Some people are lucky. And, we would not know whether we are one of them until much later. Many people with high-paying jobs do not get to work until their retirement age. You would not know whether you are one of them until you reach that age. It is better to assume that we are average. We may be fully employed until retirement age. But, it is likely that we will be unemployed or under-employed a few times before retirement age. If you are in an industry with age discrimination, full employment until retirement age requires an above average luck. Are you that lucky?

KlangFool

flyingaway
Posts: 1191
Joined: Fri Jan 17, 2014 10:19 am

Re: What is FI if you love your job? [Financial Independence]

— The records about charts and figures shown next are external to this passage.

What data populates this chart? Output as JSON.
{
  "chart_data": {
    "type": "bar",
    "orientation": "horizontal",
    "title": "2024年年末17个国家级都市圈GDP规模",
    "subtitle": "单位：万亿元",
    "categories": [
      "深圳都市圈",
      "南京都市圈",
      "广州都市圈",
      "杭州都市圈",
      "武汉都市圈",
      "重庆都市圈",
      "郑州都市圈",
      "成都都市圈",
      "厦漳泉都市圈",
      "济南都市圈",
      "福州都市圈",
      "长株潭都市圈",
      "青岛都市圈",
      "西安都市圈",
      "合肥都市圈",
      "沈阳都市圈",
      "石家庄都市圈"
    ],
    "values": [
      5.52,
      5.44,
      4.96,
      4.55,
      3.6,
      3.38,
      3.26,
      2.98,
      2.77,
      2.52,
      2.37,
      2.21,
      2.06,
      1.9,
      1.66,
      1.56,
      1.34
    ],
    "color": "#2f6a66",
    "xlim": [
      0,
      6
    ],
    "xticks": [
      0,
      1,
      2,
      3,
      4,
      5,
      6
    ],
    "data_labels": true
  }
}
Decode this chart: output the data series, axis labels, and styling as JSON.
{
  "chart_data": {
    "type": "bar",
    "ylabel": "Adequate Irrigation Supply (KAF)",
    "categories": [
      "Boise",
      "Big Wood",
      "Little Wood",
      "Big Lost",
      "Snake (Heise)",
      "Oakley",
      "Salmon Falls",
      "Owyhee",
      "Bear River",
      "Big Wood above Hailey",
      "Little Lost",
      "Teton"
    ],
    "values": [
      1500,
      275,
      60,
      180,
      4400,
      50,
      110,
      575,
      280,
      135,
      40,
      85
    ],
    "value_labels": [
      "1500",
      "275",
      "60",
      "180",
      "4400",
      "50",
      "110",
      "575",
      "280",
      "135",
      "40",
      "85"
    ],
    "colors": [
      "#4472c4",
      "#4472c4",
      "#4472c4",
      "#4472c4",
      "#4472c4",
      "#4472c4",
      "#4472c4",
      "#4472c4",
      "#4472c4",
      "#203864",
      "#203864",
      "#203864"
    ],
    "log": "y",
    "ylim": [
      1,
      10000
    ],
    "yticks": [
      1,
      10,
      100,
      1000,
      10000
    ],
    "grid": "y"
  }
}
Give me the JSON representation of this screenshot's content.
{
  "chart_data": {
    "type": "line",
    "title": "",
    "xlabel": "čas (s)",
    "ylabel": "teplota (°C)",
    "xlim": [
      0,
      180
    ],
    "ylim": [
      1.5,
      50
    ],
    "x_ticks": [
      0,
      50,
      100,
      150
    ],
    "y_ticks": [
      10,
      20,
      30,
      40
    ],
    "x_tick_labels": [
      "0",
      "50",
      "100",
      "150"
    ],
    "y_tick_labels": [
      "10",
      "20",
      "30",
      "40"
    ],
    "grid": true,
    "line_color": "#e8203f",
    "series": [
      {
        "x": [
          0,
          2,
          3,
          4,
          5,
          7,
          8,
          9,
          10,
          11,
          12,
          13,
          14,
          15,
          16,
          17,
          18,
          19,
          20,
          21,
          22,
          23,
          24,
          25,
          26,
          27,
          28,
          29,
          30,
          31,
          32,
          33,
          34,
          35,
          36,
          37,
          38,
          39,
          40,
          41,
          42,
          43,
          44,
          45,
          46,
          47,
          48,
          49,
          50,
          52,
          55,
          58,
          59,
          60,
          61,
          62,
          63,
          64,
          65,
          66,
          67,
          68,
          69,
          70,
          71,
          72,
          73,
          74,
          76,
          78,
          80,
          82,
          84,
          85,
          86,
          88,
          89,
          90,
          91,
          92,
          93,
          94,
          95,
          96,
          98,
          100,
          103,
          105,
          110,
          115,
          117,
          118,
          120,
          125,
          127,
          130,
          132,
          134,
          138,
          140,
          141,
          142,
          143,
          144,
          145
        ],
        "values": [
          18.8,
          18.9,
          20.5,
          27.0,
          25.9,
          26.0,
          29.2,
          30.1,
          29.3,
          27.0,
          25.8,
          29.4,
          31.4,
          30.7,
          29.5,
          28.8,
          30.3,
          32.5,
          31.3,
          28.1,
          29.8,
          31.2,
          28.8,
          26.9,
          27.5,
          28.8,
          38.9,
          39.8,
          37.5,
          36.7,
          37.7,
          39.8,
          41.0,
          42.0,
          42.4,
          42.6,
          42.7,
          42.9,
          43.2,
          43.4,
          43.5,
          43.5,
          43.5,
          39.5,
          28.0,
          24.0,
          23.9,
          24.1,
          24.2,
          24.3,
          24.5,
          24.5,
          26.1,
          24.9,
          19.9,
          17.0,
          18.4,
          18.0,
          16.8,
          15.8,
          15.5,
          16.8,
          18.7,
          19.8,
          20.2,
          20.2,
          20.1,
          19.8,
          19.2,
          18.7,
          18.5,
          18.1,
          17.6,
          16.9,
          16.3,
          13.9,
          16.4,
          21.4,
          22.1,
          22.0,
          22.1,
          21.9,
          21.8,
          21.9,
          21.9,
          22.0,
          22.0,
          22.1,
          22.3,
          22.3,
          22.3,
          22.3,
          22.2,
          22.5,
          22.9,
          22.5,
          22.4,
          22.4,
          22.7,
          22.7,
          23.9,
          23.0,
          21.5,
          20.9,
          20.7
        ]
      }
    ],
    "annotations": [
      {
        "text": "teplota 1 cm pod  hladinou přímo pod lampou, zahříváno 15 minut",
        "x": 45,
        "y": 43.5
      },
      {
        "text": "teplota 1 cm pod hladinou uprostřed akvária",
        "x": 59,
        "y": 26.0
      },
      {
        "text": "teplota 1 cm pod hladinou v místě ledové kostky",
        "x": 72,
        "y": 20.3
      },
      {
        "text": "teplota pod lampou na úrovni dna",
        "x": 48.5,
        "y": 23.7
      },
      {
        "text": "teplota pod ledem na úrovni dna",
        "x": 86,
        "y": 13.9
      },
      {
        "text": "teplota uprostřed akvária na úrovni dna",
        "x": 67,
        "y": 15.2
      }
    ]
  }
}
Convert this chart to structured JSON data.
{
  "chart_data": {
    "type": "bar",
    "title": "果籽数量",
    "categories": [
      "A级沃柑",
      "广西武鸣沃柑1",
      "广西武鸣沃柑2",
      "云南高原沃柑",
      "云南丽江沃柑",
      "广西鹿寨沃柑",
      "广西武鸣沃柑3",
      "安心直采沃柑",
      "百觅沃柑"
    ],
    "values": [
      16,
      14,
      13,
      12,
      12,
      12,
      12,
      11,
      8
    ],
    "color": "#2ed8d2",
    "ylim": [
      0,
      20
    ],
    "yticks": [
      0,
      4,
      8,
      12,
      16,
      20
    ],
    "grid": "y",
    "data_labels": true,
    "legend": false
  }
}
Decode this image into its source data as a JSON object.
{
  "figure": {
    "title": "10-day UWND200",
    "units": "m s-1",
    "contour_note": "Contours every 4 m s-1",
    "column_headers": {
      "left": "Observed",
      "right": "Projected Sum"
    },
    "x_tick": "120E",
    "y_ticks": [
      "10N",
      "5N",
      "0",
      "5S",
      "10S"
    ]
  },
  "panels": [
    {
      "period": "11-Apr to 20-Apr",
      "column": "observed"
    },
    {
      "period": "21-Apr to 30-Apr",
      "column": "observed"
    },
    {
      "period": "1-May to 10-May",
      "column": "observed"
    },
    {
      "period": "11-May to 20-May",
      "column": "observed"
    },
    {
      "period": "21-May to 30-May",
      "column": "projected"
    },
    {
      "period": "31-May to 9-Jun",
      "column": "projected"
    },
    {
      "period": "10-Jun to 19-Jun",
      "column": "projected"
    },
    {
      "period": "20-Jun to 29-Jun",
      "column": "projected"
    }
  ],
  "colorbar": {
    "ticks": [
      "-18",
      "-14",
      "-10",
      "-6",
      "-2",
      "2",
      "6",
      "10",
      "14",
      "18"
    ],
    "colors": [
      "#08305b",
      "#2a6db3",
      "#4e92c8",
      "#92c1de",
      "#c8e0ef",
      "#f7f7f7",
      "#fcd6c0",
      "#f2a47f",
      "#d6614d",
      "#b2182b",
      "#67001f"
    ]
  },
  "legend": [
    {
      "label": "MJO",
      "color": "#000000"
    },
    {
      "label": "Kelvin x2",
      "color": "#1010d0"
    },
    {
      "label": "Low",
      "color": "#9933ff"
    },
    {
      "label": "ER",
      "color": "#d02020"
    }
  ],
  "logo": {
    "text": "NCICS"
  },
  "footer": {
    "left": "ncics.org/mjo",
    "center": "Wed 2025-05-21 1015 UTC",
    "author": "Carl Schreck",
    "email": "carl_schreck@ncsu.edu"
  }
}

Post by flyingaway » Tue Sep 19, 2017 9:01 am

KlangFool wrote:
Tue Sep 19, 2017 8:47 am
DC3509 wrote:
Mon Sep 18, 2017 7:48 am
I recently spent some time with a truly wonderful couple -- I can tell you that they never adopted a FI lifestyle, and did many of the things that Stanley would scold them about in his book -- designer clothes, second homes, etc. But they both had high paying jobs and some inheritances mixed in.
DC3509,

My older brother and older sister early retired at 49 years old. They travelled all over the world as they pleased. I have to check their facebook page in order to know where they are in the world.

No designer clothes and no second home. My sister flew in many countries and then cycle in that country. She is young enough and healthy enough. Especially my sister. She had no high paying job and no inheritance.

KlangFool
I think not everyone wants to travel around the world, or prefer to spend their money on travel. However, with FI, you will not be on the street when your job no longer loves you.
Since FI does not directly mean retirement, the opposite of FI is to live paycheck to paycheck, live to the fullest of your life at the moment. That is a life that most people here do not want to have, but many Americans do like.